Dogs and Dining on Lincoln Road: Dodge Them or Love Them?
Dog Dodger say:
Dogs and fine dinning don't mix. Everyone's favorite local restaurant strip for flauntin; Lincoln Road. The street often resembles a canine fashion show or parade of sorts. Many store and restaurant fronts even offer water-filled dog bowls for overheated canine supermodels.
But just because the touristy street welcomes pooches of all breeds, this doesn't mean that everyone else does. The appeal of the area is to eat outside. Yet diners must also often share their eating space with smelly and sloppy mutts. Some of these opt to mark their territory at eaters' feet. And meal time conversation is tough to maintain amidst baritone barks. Then there is the leash lasso. When "Fluffly" or "Maximilius" uses leash slack to race around several tables and chairs, inescapable, dog-made labyrinths are created. Plate-balancing servers trip, and meals are ruined.

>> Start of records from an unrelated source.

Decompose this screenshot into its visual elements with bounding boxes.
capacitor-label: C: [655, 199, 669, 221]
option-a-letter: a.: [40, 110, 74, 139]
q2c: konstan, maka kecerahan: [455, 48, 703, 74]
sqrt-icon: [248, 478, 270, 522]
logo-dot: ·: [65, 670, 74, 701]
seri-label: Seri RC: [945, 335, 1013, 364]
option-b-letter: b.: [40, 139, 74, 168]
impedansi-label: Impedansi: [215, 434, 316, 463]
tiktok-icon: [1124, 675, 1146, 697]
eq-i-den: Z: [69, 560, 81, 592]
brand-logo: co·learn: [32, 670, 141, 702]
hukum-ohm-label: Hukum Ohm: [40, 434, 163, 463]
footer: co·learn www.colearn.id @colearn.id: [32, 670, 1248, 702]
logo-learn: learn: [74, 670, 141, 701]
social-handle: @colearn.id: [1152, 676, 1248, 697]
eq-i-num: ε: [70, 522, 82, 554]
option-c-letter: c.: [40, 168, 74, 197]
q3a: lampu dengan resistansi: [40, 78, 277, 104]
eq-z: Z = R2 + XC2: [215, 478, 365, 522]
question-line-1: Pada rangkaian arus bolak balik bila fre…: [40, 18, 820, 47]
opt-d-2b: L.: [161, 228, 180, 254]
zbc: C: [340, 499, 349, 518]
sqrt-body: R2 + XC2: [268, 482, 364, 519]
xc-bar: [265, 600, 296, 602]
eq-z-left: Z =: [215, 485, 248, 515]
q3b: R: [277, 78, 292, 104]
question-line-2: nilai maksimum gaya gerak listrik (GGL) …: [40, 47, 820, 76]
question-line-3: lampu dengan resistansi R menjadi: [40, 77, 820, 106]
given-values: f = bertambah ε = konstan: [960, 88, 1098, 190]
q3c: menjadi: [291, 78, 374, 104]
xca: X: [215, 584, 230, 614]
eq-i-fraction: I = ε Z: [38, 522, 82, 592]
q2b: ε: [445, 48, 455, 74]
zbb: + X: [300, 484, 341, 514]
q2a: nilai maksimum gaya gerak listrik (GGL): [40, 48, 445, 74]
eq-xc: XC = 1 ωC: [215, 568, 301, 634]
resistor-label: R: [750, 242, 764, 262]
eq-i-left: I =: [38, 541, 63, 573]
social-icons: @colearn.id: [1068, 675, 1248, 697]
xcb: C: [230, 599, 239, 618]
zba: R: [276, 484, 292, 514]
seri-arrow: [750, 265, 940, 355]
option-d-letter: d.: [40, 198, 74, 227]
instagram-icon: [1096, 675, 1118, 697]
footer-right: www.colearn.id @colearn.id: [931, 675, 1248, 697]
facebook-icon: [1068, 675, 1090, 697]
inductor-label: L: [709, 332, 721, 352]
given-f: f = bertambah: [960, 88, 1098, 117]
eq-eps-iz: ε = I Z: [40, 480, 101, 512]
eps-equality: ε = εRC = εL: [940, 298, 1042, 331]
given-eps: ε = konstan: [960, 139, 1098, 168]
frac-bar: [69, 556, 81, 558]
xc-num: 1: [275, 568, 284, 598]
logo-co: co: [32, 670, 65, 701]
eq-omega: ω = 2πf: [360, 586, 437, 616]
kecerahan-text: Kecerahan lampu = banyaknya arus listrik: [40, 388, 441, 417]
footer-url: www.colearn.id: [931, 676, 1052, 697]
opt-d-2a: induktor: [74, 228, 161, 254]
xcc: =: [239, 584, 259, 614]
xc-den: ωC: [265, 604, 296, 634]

Well-trained, groomed and pocket-size pets aren't the problem. But to those individuals who own unruly, smelly, over-size and untrained dogs we say this:Keep them away from restaurants. Or, put them in your purse like a proper Miami socialite.
-- Danielle Alvarez
Dog Lover says:
Dogs and fine dining don't mix. Agreed. But when did Lincoln Road become fine dining? This pedestrian "mall" is indeed a parade of fashion tragedy of the human kind. Little "Fido" on his leash is the least of our complaints. Unruly skateboarders belong on a ramp in Kendall. Drunk cyclists urge you out of their way with annoying bell ringing/ And then there's that family of 25 from Brazil who stops in the middle of Lincoln to discuss whether they should go to the Britto or Apple store. A baritone bark is muffled in this crowd.
The appeal of eating outside is quickly diminished for a pooch and its owner by the groups of smokers who, in their late night regalia, share loud tales of their conquests while blowing more smoke than the cruise ships docked at port. Is that dry ice for effect on my plate? No ma'am, that's just the folks at the table next to you relighting their cigarette.
Try not to sit downwind -- you may go deaf and blind at the same time.
Well trained pets are not the problem. Agreed. But pocket-size? No pooch should be carried in a purse. Even the most stylish Miami socialite will agree that no accessory is effective if hidden in a purse.